A NUMBER of extra visitors are expected at Huddersfield Art Gallery in the next week or two, mainly to see sculptor Carl Andre’s infamous pile of bricks.

It was curiously titled Equivalent VIII, which created such controversy when originally acquired by the Tate Gallery back in 1972.

It should certainly get visitors talking on the theme of What is art? and forms part of an exhibition, Fields of Contention, which aims to explore construction and controversy.

Sheffield-based artist Sarah Staton was invited to respond to the bricks and two-dimensional works in the show, and near the bricks is her carefully assembled Pillage and Presentation: Rocks, minerals and metals.

These include gold, marble, minerals, crystals and rocks.
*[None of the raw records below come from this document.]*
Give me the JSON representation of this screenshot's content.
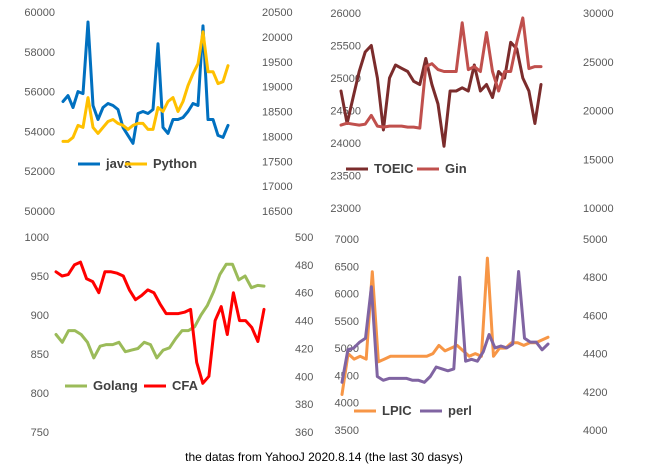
{
  "caption": "the datas  from YahooJ     2020.8.14  (the last 30 dasys)",
  "colors": {
    "java": "#0070C0",
    "Python": "#FFC000",
    "TOEIC": "#7B2C2C",
    "Gin": "#C0504D",
    "Golang": "#9BBB59",
    "CFA": "#FF0000",
    "LPIC": "#F79646",
    "perl": "#8064A2",
    "tick": "#595959"
  },
  "chart_data": [
    {
      "type": "line",
      "left_axis": {
        "ylim": [
          50000,
          60000
        ],
        "ticks": [
          "60000",
          "58000",
          "56000",
          "54000",
          "52000",
          "50000"
        ]
      },
      "right_axis": {
        "ylim": [
          16500,
          20500
        ],
        "ticks": [
          "20500",
          "20000",
          "19500",
          "19000",
          "18500",
          "18000",
          "17500",
          "17000",
          "16500"
        ]
      },
      "series": [
        {
          "name": "java",
          "axis": "left",
          "values": [
            55500,
            55800,
            55200,
            56000,
            55900,
            59500,
            55300,
            54600,
            55200,
            55400,
            55300,
            55100,
            54200,
            53800,
            53400,
            54900,
            55000,
            54900,
            55100,
            58400,
            54200,
            53900,
            54600,
            54600,
            54700,
            55000,
            55400,
            55300,
            59300,
            54600,
            54600,
            53800,
            53700,
            54300
          ]
        },
        {
          "name": "Python",
          "axis": "left",
          "values": [
            53500,
            53500,
            53700,
            54300,
            54200,
            55700,
            54200,
            53900,
            54200,
            54500,
            54600,
            54400,
            54300,
            54100,
            54300,
            54400,
            54400,
            54100,
            54100,
            55200,
            55000,
            55500,
            55700,
            55000,
            55500,
            56300,
            56900,
            57400,
            59000,
            57000,
            57000,
            56400,
            56500,
            57300
          ]
        }
      ]
    },
    {
      "type": "line",
      "left_axis": {
        "ylim": [
          23000,
          26000
        ],
        "ticks": [
          "26000",
          "25500",
          "25000",
          "24500",
          "24000",
          "23500",
          "23000"
        ]
      },
      "right_axis": {
        "ylim": [
          10000,
          30000
        ],
        "ticks": [
          "30000",
          "25000",
          "20000",
          "15000",
          "10000"
        ]
      },
      "series": [
        {
          "name": "TOEIC",
          "axis": "left",
          "values": [
            24800,
            24300,
            24700,
            25100,
            25400,
            25500,
            25000,
            24200,
            25000,
            25200,
            25150,
            25100,
            24950,
            24900,
            25300,
            24900,
            24600,
            23950,
            24800,
            24800,
            24850,
            24800,
            25200,
            24800,
            24900,
            24700,
            25100,
            25000,
            25550,
            25450,
            25000,
            24800,
            24300,
            24900
          ]
        },
        {
          "name": "Gin",
          "axis": "right",
          "values": [
            18500,
            18700,
            18600,
            18500,
            18600,
            19500,
            18400,
            18300,
            18400,
            18400,
            18400,
            18300,
            18300,
            18200,
            24500,
            24800,
            24200,
            24000,
            24000,
            24000,
            29000,
            24200,
            24500,
            24000,
            28000,
            24000,
            22000,
            24000,
            24000,
            27000,
            29500,
            24300,
            24500,
            24500
          ]
        }
      ]
    },
    {
      "type": "line",
      "left_axis": {
        "ylim": [
          750,
          1000
        ],
        "ticks": [
          "1000",
          "950",
          "900",
          "850",
          "800",
          "750"
        ]
      },
      "right_axis": {
        "ylim": [
          360,
          500
        ],
        "ticks": [
          "500",
          "480",
          "460",
          "440",
          "420",
          "400",
          "380",
          "360"
        ]
      },
      "series": [
        {
          "name": "Golang",
          "axis": "left",
          "values": [
            875,
            865,
            880,
            880,
            875,
            865,
            845,
            860,
            862,
            862,
            865,
            853,
            855,
            857,
            865,
            862,
            845,
            855,
            858,
            870,
            880,
            880,
            885,
            900,
            912,
            930,
            952,
            965,
            965,
            945,
            950,
            935,
            938,
            937
          ]
        },
        {
          "name": "CFA",
          "axis": "right",
          "values": [
            475,
            472,
            473,
            480,
            482,
            470,
            468,
            460,
            475,
            475,
            474,
            472,
            462,
            455,
            458,
            462,
            460,
            452,
            445,
            445,
            445,
            446,
            448,
            410,
            395,
            400,
            440,
            450,
            430,
            460,
            440,
            440,
            435,
            425,
            448
          ]
        }
      ]
    },
    {
      "type": "line",
      "left_axis": {
        "ylim": [
          3500,
          7000
        ],
        "ticks": [
          "7000",
          "6500",
          "6000",
          "5500",
          "5000",
          "4500",
          "4000",
          "3500"
        ]
      },
      "right_axis": {
        "ylim": [
          4000,
          5000
        ],
        "ticks": [
          "5000",
          "4800",
          "4600",
          "4400",
          "4200",
          "4000"
        ]
      },
      "series": [
        {
          "name": "LPIC",
          "axis": "left",
          "values": [
            4150,
            4900,
            4800,
            4850,
            4800,
            6400,
            4750,
            4800,
            4850,
            4850,
            4850,
            4850,
            4850,
            4850,
            4850,
            4900,
            5050,
            4950,
            5000,
            5050,
            4950,
            4850,
            4900,
            4850,
            6650,
            4850,
            5000,
            5000,
            5100,
            5100,
            5050,
            5100,
            5100,
            5150,
            5200
          ]
        },
        {
          "name": "perl",
          "axis": "right",
          "values": [
            4250,
            4420,
            4430,
            4460,
            4480,
            4750,
            4280,
            4260,
            4270,
            4270,
            4270,
            4270,
            4260,
            4260,
            4250,
            4280,
            4330,
            4320,
            4310,
            4320,
            4800,
            4360,
            4370,
            4360,
            4410,
            4500,
            4430,
            4440,
            4430,
            4450,
            4830,
            4480,
            4460,
            4460,
            4420,
            4450
          ]
        }
      ]
    }
  ]
}
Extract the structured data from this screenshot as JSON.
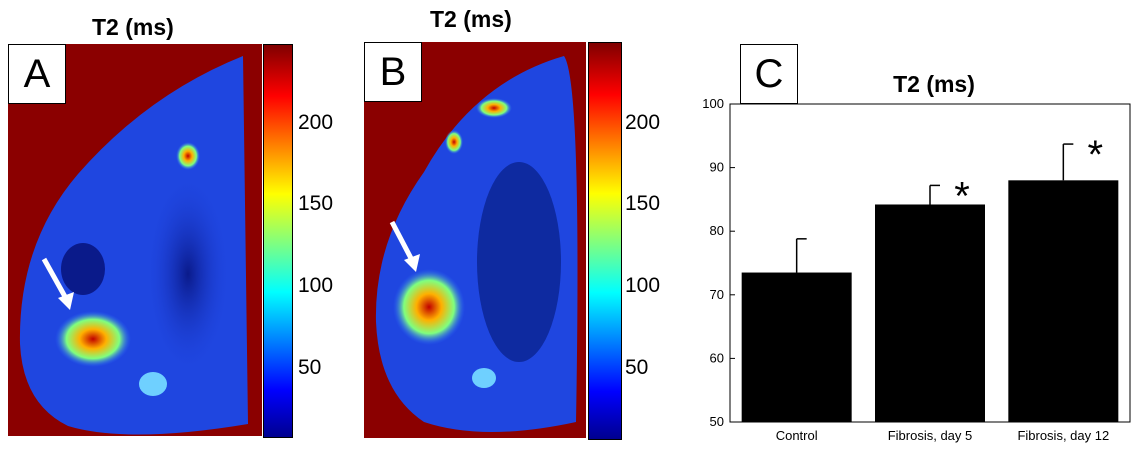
{
  "panels": {
    "a": {
      "title": "T2 (ms)",
      "letter": "A"
    },
    "b": {
      "title": "T2 (ms)",
      "letter": "B"
    },
    "c": {
      "letter": "C"
    }
  },
  "colorbar": {
    "ticks": [
      "200",
      "150",
      "100",
      "50"
    ]
  },
  "colors": {
    "bar": "#000000",
    "background": "#8b0000",
    "arrow": "#ffffff"
  },
  "chart_data": {
    "type": "bar",
    "title": "T2 (ms)",
    "categories": [
      "Control",
      "Fibrosis, day 5",
      "Fibrosis, day 12"
    ],
    "values": [
      73.5,
      84.2,
      88.0
    ],
    "error": [
      5.3,
      3.0,
      5.7
    ],
    "significance": [
      "",
      "*",
      "*"
    ],
    "ylim": [
      50,
      100
    ],
    "yticks": [
      50,
      60,
      70,
      80,
      90,
      100
    ],
    "xlabel": "",
    "ylabel": "",
    "grid": false
  }
}
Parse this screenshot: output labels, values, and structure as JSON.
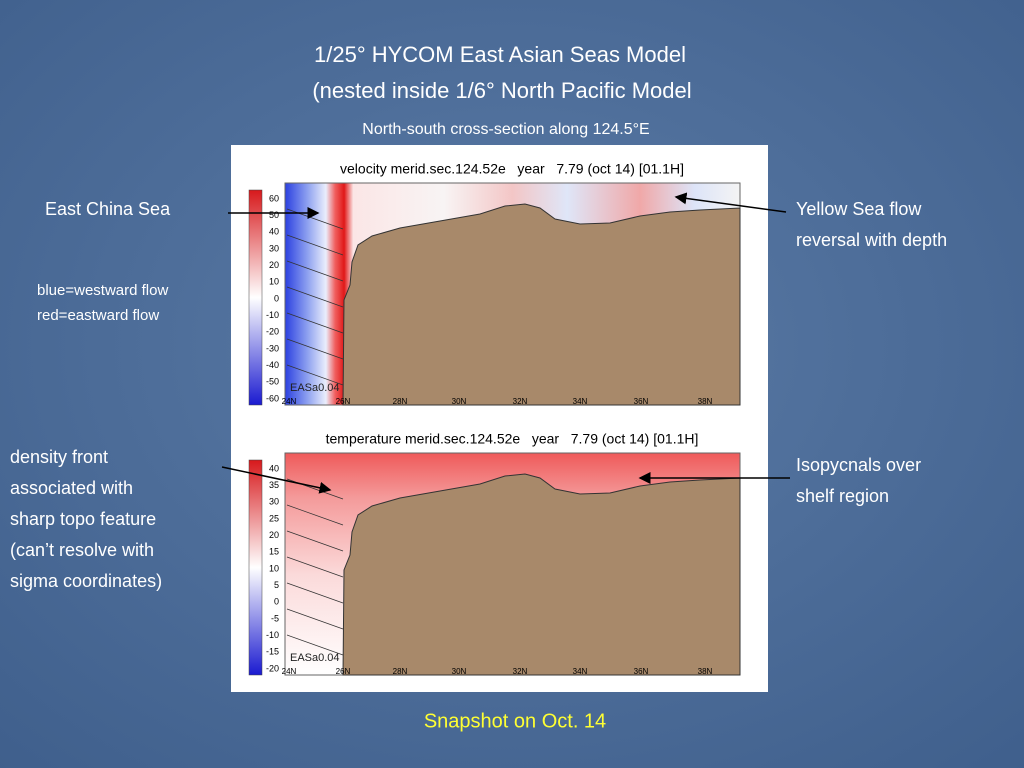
{
  "title_lines": [
    "1/25° HYCOM East Asian Seas Model",
    "(nested inside 1/6° North Pacific Model"
  ],
  "subtitle": "North-south cross-section along 124.5°E",
  "panels": [
    {
      "title": "velocity merid.sec.124.52e   year   7.79 (oct 14) [01.1H]",
      "colorbar_ticks": [
        60,
        50,
        40,
        30,
        20,
        10,
        0,
        -10,
        -20,
        -30,
        -40,
        -50,
        -60
      ],
      "x_labels": [
        "24N",
        "26N",
        "28N",
        "30N",
        "32N",
        "34N",
        "36N",
        "38N"
      ],
      "stamp": "EASa0.04"
    },
    {
      "title": "temperature merid.sec.124.52e   year   7.79 (oct 14) [01.1H]",
      "colorbar_ticks": [
        40,
        35,
        30,
        25,
        20,
        15,
        10,
        5,
        0,
        -5,
        -10,
        -15,
        -20
      ],
      "x_labels": [
        "24N",
        "26N",
        "28N",
        "30N",
        "32N",
        "34N",
        "36N",
        "38N"
      ],
      "stamp": "EASa0.04"
    }
  ],
  "annotations": {
    "east_china_sea": "East China Sea",
    "legend": [
      "blue=westward flow",
      "red=eastward flow"
    ],
    "yellow_sea": [
      "Yellow Sea flow",
      "reversal with depth"
    ],
    "density_front": [
      "density front",
      "associated with",
      "sharp topo feature",
      "(can’t resolve with",
      "sigma coordinates)"
    ],
    "isopycnals": [
      "Isopycnals over",
      "shelf region"
    ]
  },
  "caption": "Snapshot on Oct. 14"
}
In the second gallery, responding to modernist paintings, she has completed two intricately-crafted assemblages – a large, frame-like piece in steel mesh and a smaller one in concrete, gold and mahogany.

Both have the same title, The Rain Will Be Heaviest Across The Mountains And Hills, and it is suggested the pieces represent hills and mountains.

Gallery visitors should not leave before seeing the exhibition by sculptor Norman Dilworth in the big gallery.

Here, the size and shapes of the pieces are sufficient to make a big impression, not least the huge Spirit Three, a wall-mounted, scythe-like piece in corten steel which greets you as you enter the gallery.

Born in Orwell, Wigan in 1931, the sculptor attended Wigan School of Art and the Slade School, and received a scholarship to study in Parish in 1956, where he became interested in Mondrian’s geometric abstraction.

The theme of geometry and abstraction is evident in the Huddersfield exhibition which includes pieces like Puff Ball (1972) in stainless steel. This striking piece consists of 30 aluminium bars tangled together.

Dilworth here says the sculpture “reminds one of an ideal to forge constructions that eventually would transcend their making by human engineering hands.”

A more recent piece, wall-mounted piece, Nine Cut Corners (2008) is in corten steel and consists of nine squares, each with corners cut off, making four kite shapes in the centre.

Dilworth has used industrial materials and techniques for this work, and the natural rusting of the metal allows for an interesting variation in colour shades.

Four Times Three (1977/8) is in entirely different form and material. It uses wood, stained black, but again uses geometrical rules and mathematical formulas to create, this time, an angled sculptural form.

My favourite piece in the show would probably be the shapely Three Cubes (2006) which is in gleaming painted steel. The cubes stand one on top of the other.

As well as the sculpture, there are drawings, with works dating back to the 1950s like Standing Nude, Life Room, Hampstead 2, and Le Carrefour, Paris, showing Dilworth’s skills as a draughtsman.

So there’s plenty of sculpture to see at the gallery at present, including Henry Monroe’s Fallen Warrior, now restored to a prominent position.

Fields of Contention runs till November 20 and Norman Dilworth till November 27.

o AT the AC Gallery, Byram Street, there’s another exhibition of works by the late and ever-popular Peter Brook, of Brighouse, including more than 20 original paintings (until October 22).

And a new show opens tomorrow at the Harrison Lord Gallery, Brighouse – Hills, Dales and Coast by Mark Sofilas.